Deleted Scenes: Leaving The Kitchen

It’s so goddamned hot.

I’d love to write you a Deleted Scenes column this week. Maybe some pithy commentary about Mitt Romney’s taxes, or some drawn out snide thing about how Michael Phelps winning a bunch of Olympic medals means recreational pot use doesn’t automatically destroy your life, or about how the Sikh temple shooting in Wisconsin won’t get as much tv play as Aurora, Colorado’s recent mass killing because the victims weren’t white. I really would. But I can’t. It’s just too hot.

This morning, I walked out of the house and felt the organs in my body begin to shut down. I’m not cut out for the heat. I start to despair and long for the air conditioner. I start to think about ice water to the exclusion of all else. I get terrible headaches, and after a while, I get so overheated that even an icepack on the nuts won’t cool me down. It’s vicious.

All of a sudden, the blues makes sense. Or that trend a few years back of dudes from the South half-wearing their shirts. I’ll be damned if I didn’t take the dog for a walk this afternoon with my t-shirt rolled up over my gut. It happened. Believe it.

Last week in the Midwest, according to the Huffington Post, fish began to die in rivers because the water was too hot. 2012 is the hottest summer since they started keeping track. Here on the East Coast, we’ve had some rain, but it seems to boil off as soon as it hits the pavement. There’s just no relief from it. Every time a storm rolls through, I get sucked into the narrative. Okay, now it’s not going to be as humid. Okay, now the temperature’s going to even out. It never happens.

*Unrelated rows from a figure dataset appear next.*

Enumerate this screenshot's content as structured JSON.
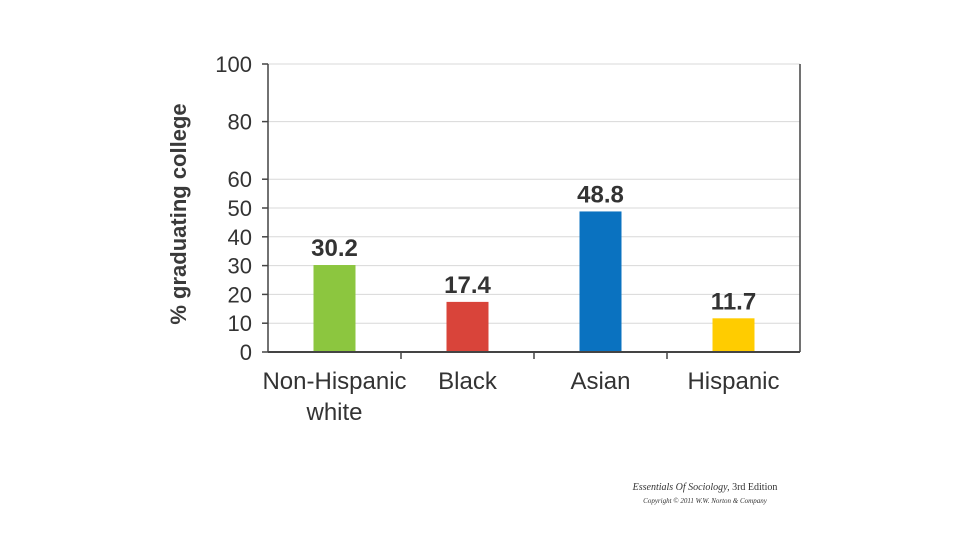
{
  "chart_data": {
    "type": "bar",
    "title": "",
    "xlabel": "",
    "ylabel": "% graduating college",
    "ylim": [
      0,
      100
    ],
    "yticks": [
      0,
      10,
      20,
      30,
      40,
      50,
      60,
      80,
      100
    ],
    "grid": true,
    "categories": [
      {
        "lines": [
          "Non-Hispanic",
          "white"
        ]
      },
      {
        "lines": [
          "Black"
        ]
      },
      {
        "lines": [
          "Asian"
        ]
      },
      {
        "lines": [
          "Hispanic"
        ]
      }
    ],
    "values": [
      30.2,
      17.4,
      48.8,
      11.7
    ],
    "value_labels": [
      "30.2",
      "17.4",
      "48.8",
      "11.7"
    ],
    "colors": [
      "#8cc63f",
      "#d9443a",
      "#0a72c0",
      "#ffcc00"
    ]
  },
  "caption": {
    "book_title": "Essentials Of Sociology,",
    "edition": " 3rd Edition",
    "copyright": "Copyright © 2011 W.W. Norton & Company"
  }
}
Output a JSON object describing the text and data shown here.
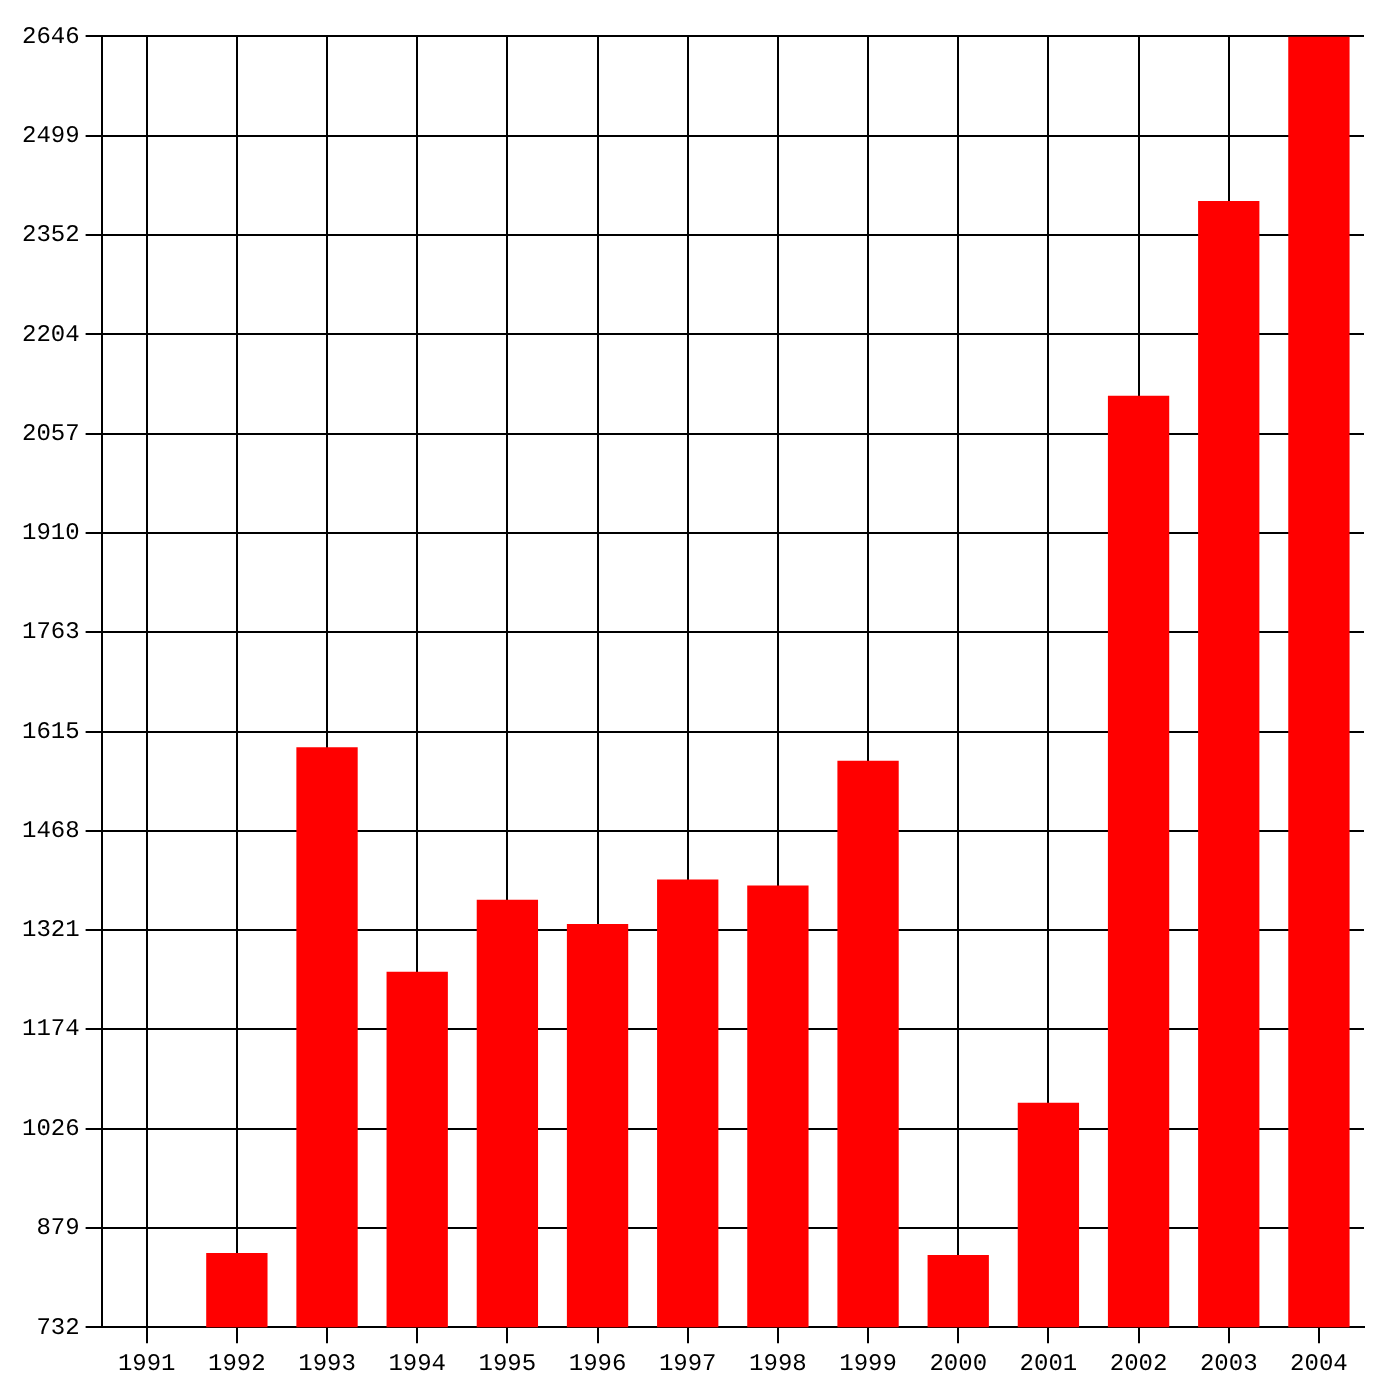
{
  "chart_data": {
    "type": "bar",
    "categories": [
      "1991",
      "1992",
      "1993",
      "1994",
      "1995",
      "1996",
      "1997",
      "1998",
      "1999",
      "2000",
      "2001",
      "2002",
      "2003",
      "2004"
    ],
    "values": [
      null,
      842,
      1592,
      1259,
      1366,
      1330,
      1396,
      1387,
      1572,
      839,
      1065,
      2113,
      2402,
      2646
    ],
    "color": "#ff0000",
    "ylim": [
      732,
      2646
    ],
    "yticks": [
      732,
      879,
      1026,
      1174,
      1321,
      1468,
      1615,
      1763,
      1910,
      2057,
      2204,
      2352,
      2499,
      2646
    ],
    "grid": true
  }
}
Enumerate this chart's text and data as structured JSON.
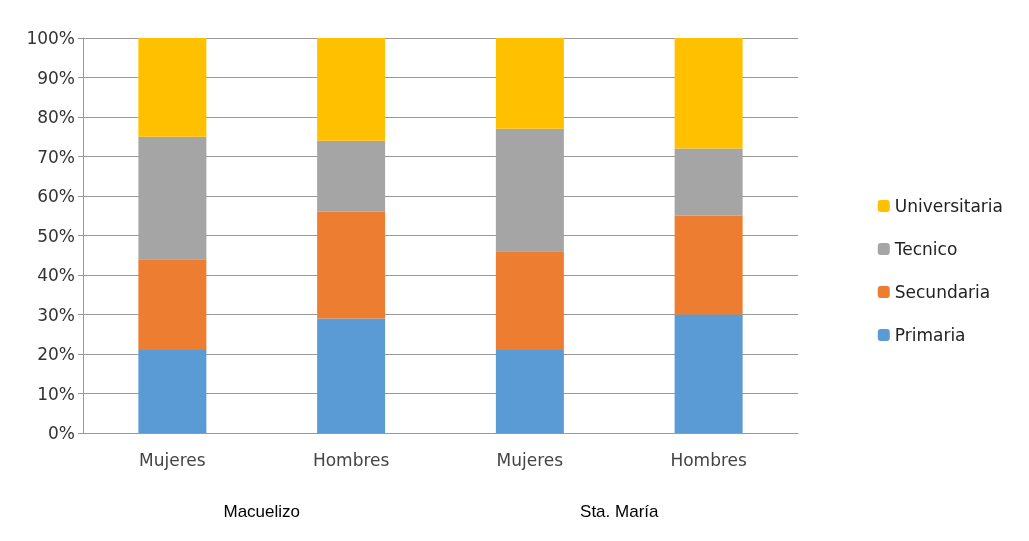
{
  "chart_data": {
    "type": "bar",
    "stacked": true,
    "categories": [
      "Mujeres",
      "Hombres",
      "Mujeres",
      "Hombres"
    ],
    "series": [
      {
        "name": "Primaria",
        "color": "#5b9bd5",
        "values": [
          21,
          29,
          21,
          30
        ]
      },
      {
        "name": "Secundaria",
        "color": "#ed7d31",
        "values": [
          23,
          27,
          25,
          25
        ]
      },
      {
        "name": "Tecnico",
        "color": "#a5a5a5",
        "values": [
          31,
          18,
          31,
          17
        ]
      },
      {
        "name": "Universitaria",
        "color": "#ffc000",
        "values": [
          25,
          26,
          23,
          28
        ]
      }
    ],
    "ylim": [
      0,
      100
    ],
    "yticks": [
      {
        "value": 0,
        "label": "0%"
      },
      {
        "value": 10,
        "label": "10%"
      },
      {
        "value": 20,
        "label": "20%"
      },
      {
        "value": 30,
        "label": "30%"
      },
      {
        "value": 40,
        "label": "40%"
      },
      {
        "value": 50,
        "label": "50%"
      },
      {
        "value": 60,
        "label": "60%"
      },
      {
        "value": 70,
        "label": "70%"
      },
      {
        "value": 80,
        "label": "80%"
      },
      {
        "value": 90,
        "label": "90%"
      },
      {
        "value": 100,
        "label": "100%"
      }
    ],
    "grid": "y",
    "legend": "right",
    "annotations": [
      "Macuelizo",
      "Sta. María"
    ]
  }
}
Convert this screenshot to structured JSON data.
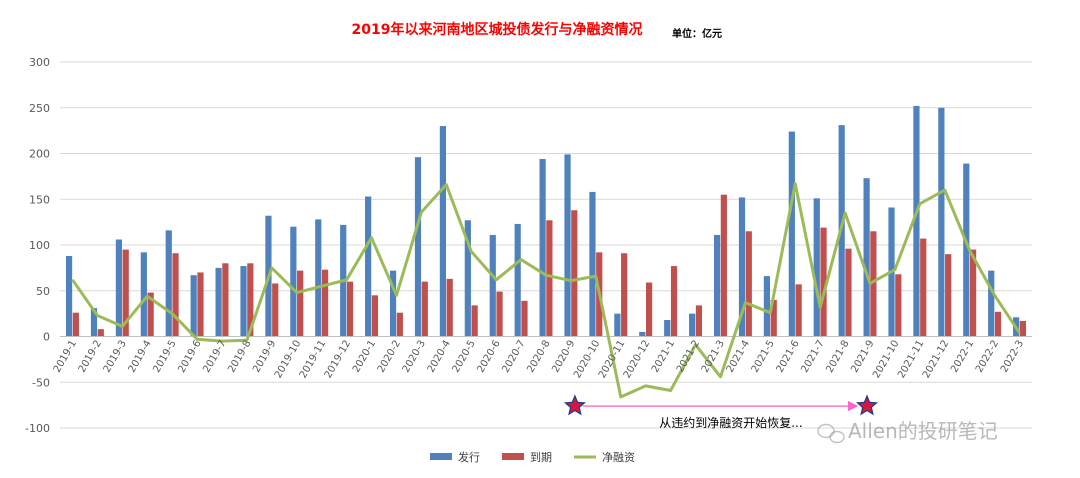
{
  "chart_data": {
    "type": "bar",
    "title": "2019年以来河南地区城投债发行与净融资情况",
    "unit": "单位：亿元",
    "ylim": [
      -100,
      300
    ],
    "y_ticks": [
      -100,
      -50,
      0,
      50,
      100,
      150,
      200,
      250,
      300
    ],
    "grid": true,
    "legend_position": "bottom",
    "categories": [
      "2019-1",
      "2019-2",
      "2019-3",
      "2019-4",
      "2019-5",
      "2019-6",
      "2019-7",
      "2019-8",
      "2019-9",
      "2019-10",
      "2019-11",
      "2019-12",
      "2020-1",
      "2020-2",
      "2020-3",
      "2020-4",
      "2020-5",
      "2020-6",
      "2020-7",
      "2020-8",
      "2020-9",
      "2020-10",
      "2020-11",
      "2020-12",
      "2021-1",
      "2021-2",
      "2021-3",
      "2021-4",
      "2021-5",
      "2021-6",
      "2021-7",
      "2021-8",
      "2021-9",
      "2021-10",
      "2021-11",
      "2021-12",
      "2022-1",
      "2022-2",
      "2022-3"
    ],
    "series": [
      {
        "name": "发行",
        "type": "bar",
        "color": "#4f81bd",
        "values": [
          88,
          31,
          106,
          92,
          116,
          67,
          75,
          77,
          132,
          120,
          128,
          122,
          153,
          72,
          196,
          230,
          127,
          111,
          123,
          194,
          199,
          158,
          25,
          5,
          18,
          25,
          111,
          152,
          66,
          224,
          151,
          231,
          173,
          141,
          252,
          250,
          189,
          72,
          21
        ]
      },
      {
        "name": "到期",
        "type": "bar",
        "color": "#c0504d",
        "values": [
          26,
          8,
          95,
          48,
          91,
          70,
          80,
          80,
          58,
          72,
          73,
          60,
          45,
          26,
          60,
          63,
          34,
          49,
          39,
          127,
          138,
          92,
          91,
          59,
          77,
          34,
          155,
          115,
          40,
          57,
          119,
          96,
          115,
          68,
          107,
          90,
          95,
          27,
          17
        ]
      },
      {
        "name": "净融资",
        "type": "line",
        "color": "#9bbb59",
        "values": [
          62,
          23,
          11,
          44,
          25,
          -3,
          -5,
          -4,
          75,
          48,
          55,
          62,
          108,
          45,
          136,
          166,
          93,
          62,
          84,
          67,
          61,
          66,
          -66,
          -54,
          -59,
          -9,
          -44,
          37,
          26,
          167,
          32,
          135,
          58,
          73,
          145,
          160,
          94,
          45,
          4
        ]
      }
    ],
    "annotation": {
      "text": "从违约到净融资开始恢复...",
      "from_category": "2020-9",
      "to_category": "2021-9",
      "y": -76
    },
    "watermark": "Allen的投研笔记"
  }
}
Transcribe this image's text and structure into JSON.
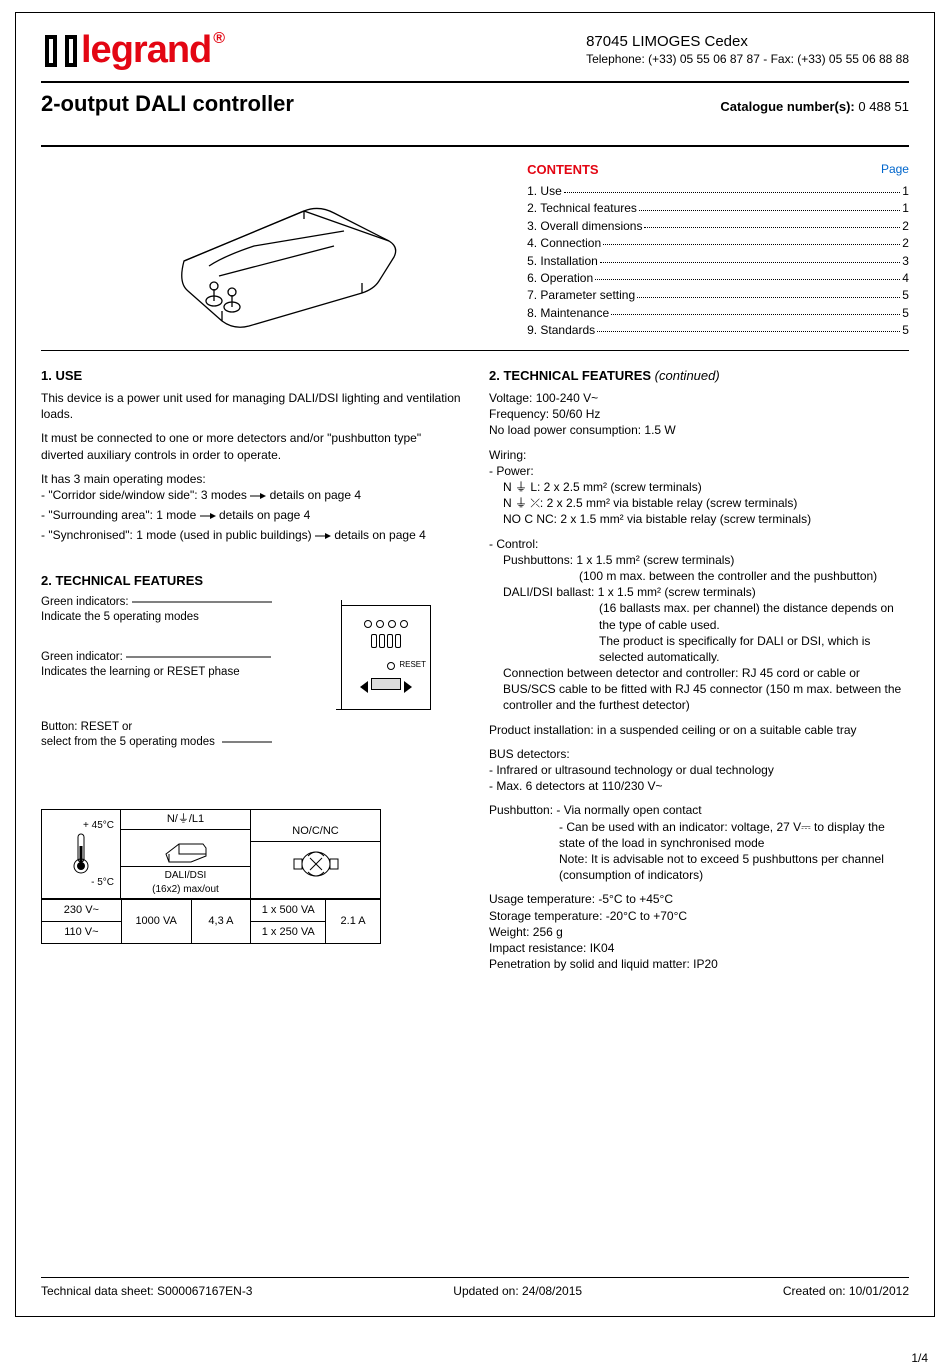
{
  "brand": {
    "name": "legrand",
    "color": "#e30613",
    "trademark": "®"
  },
  "header": {
    "address": "87045 LIMOGES Cedex",
    "phone_line": "Telephone: (+33) 05 55 06 87 87 - Fax: (+33) 05 55 06 88 88"
  },
  "title": "2-output DALI controller",
  "catalogue": {
    "label": "Catalogue number(s):",
    "value": "0 488 51"
  },
  "contents": {
    "heading": "CONTENTS",
    "page_label": "Page",
    "items": [
      {
        "label": "1. Use",
        "page": "1"
      },
      {
        "label": "2. Technical features",
        "page": "1"
      },
      {
        "label": "3. Overall dimensions",
        "page": "2"
      },
      {
        "label": "4. Connection",
        "page": "2"
      },
      {
        "label": "5. Installation",
        "page": "3"
      },
      {
        "label": "6. Operation",
        "page": "4"
      },
      {
        "label": "7. Parameter setting",
        "page": "5"
      },
      {
        "label": "8. Maintenance",
        "page": "5"
      },
      {
        "label": "9. Standards",
        "page": "5"
      }
    ]
  },
  "section1": {
    "heading": "1. USE",
    "p1": "This device is a power unit used for managing DALI/DSI lighting and ventilation loads.",
    "p2": "It must be connected to one or more detectors and/or \"pushbutton type\" diverted auxiliary controls in order to operate.",
    "p3": "It has 3 main operating modes:",
    "m1a": "- \"Corridor side/window side\": 3 modes ",
    "m1b": " details on page 4",
    "m2a": "- \"Surrounding area\": 1 mode ",
    "m2b": " details on page 4",
    "m3a": "- \"Synchronised\": 1 mode (used in public buildings) ",
    "m3b": " details on  page 4"
  },
  "section2left": {
    "heading": "2. TECHNICAL FEATURES",
    "label1a": "Green indicators:",
    "label1b": "Indicate the 5 operating modes",
    "label2a": "Green indicator:",
    "label2b": "Indicates the learning or RESET phase",
    "label3a": "Button: RESET or",
    "label3b": "select from the 5 operating modes",
    "reset_text": "RESET"
  },
  "rating": {
    "temp_hi": "+ 45°C",
    "temp_lo": "- 5°C",
    "hdr1": "N/⏚/L1",
    "hdr1_sub": "DALI/DSI\n(16x2) max/out",
    "hdr2": "NO/C/NC",
    "rows": [
      [
        "230 V~",
        "1000 VA",
        "4,3 A",
        "1 x 500 VA",
        "2.1 A"
      ],
      [
        "110 V~",
        null,
        null,
        "1 x 250 VA",
        null
      ]
    ]
  },
  "section2right": {
    "heading": "2. TECHNICAL FEATURES",
    "continued": "(continued)",
    "lines": [
      "Voltage: 100-240 V~",
      "Frequency: 50/60 Hz",
      "No load power consumption: 1.5 W"
    ],
    "wiring_head": "Wiring:",
    "wiring_power_head": "- Power:",
    "wiring_power": [
      "N ⏚ L: 2 x 2.5 mm² (screw terminals)",
      "N ⏚ ⤫: 2 x 2.5 mm² via bistable relay (screw terminals)",
      "NO C NC: 2 x 1.5 mm² via bistable relay (screw terminals)"
    ],
    "wiring_control_head": "- Control:",
    "wiring_control": [
      "Pushbuttons: 1 x 1.5 mm² (screw terminals)",
      "(100 m max. between the controller and the pushbutton)",
      "DALI/DSI ballast: 1 x 1.5 mm² (screw terminals)",
      "(16 ballasts max. per channel) the distance depends on the type of cable used.",
      "The product is specifically for DALI or DSI, which is selected automatically."
    ],
    "conn_detector": "Connection between detector and controller: RJ 45 cord or cable or BUS/SCS cable to be fitted with RJ 45 connector (150 m max. between the controller and the furthest detector)",
    "install": "Product installation: in a suspended ceiling or on a suitable cable tray",
    "bus_head": "BUS detectors:",
    "bus": [
      "- Infrared or ultrasound technology or dual technology",
      "- Max. 6 detectors at 110/230 V~"
    ],
    "push_head": "Pushbutton: - Via normally open contact",
    "push": [
      "- Can be used with an indicator: voltage, 27 V⎓ to display the state of the load in synchronised mode",
      "Note: It is advisable not to exceed 5 pushbuttons per channel (consumption of indicators)"
    ],
    "misc": [
      "Usage temperature: -5°C to +45°C",
      "Storage temperature: -20°C to +70°C",
      "Weight: 256 g",
      "Impact resistance: IK04",
      "Penetration by solid and liquid matter: IP20"
    ]
  },
  "footer": {
    "left": "Technical data sheet: S000067167EN-3",
    "center": "Updated on: 24/08/2015",
    "right": "Created on: 10/01/2012"
  },
  "page_number": "1/4",
  "colors": {
    "brand": "#e30613",
    "link": "#0066cc",
    "text": "#000000"
  }
}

The worst part is—and I know I said I wasn’t going to talk about politics—but just as nefarious corporate right wing special interests have pushed the American political dialogue so absurdly far into the conservative that birth control was almost an election issue this year, so too have these ridiculous temperatures warped our memories of what summer used to be.

Think about it. Summer in Jersey. It was hot, it was humid, but it was livable, and that’s the line we’ve crossed. You go out in this heat, and you will die. It’s utter fucking madness, and when it didn’t snow this entire last winter, I said to myself, “Well, maybe it’ll balance out with a cooler summer.” No dice. No balance. Only that oppressive kind of humidity that feels like water as it fills your lungs. Only more and more freak storms that provide less and less relief. When Hurricane Irene came rolling through last year, it was a once-in-a-century storm. If our new climate is this tropical, how long can it really be until we get hit again?

Sorry, folks. I don’t even have the energy to be an environmental alarmist. Or to be much of anything else. I’m fading fast, and no matter how much I try to regulate the temperature, the simple fact is I’m not at all convinced of my survival. I don’t think I’m going to make it.

You guys go on without me, go read the rest of the issue without Deleted Scenes. Leave me here. I’ll sit under this shady tree and someone will be by soon with water to share, or a gallon of ice cream, or a train ticket to Siberia. Maybe eventually I’ll make my way to Canada and see where the geese go when they’re not crapping on our baseball outfields. Or maybe I’ll stay where I am and just close my eyes for a while, wait for winter to come. I think I can feel it now.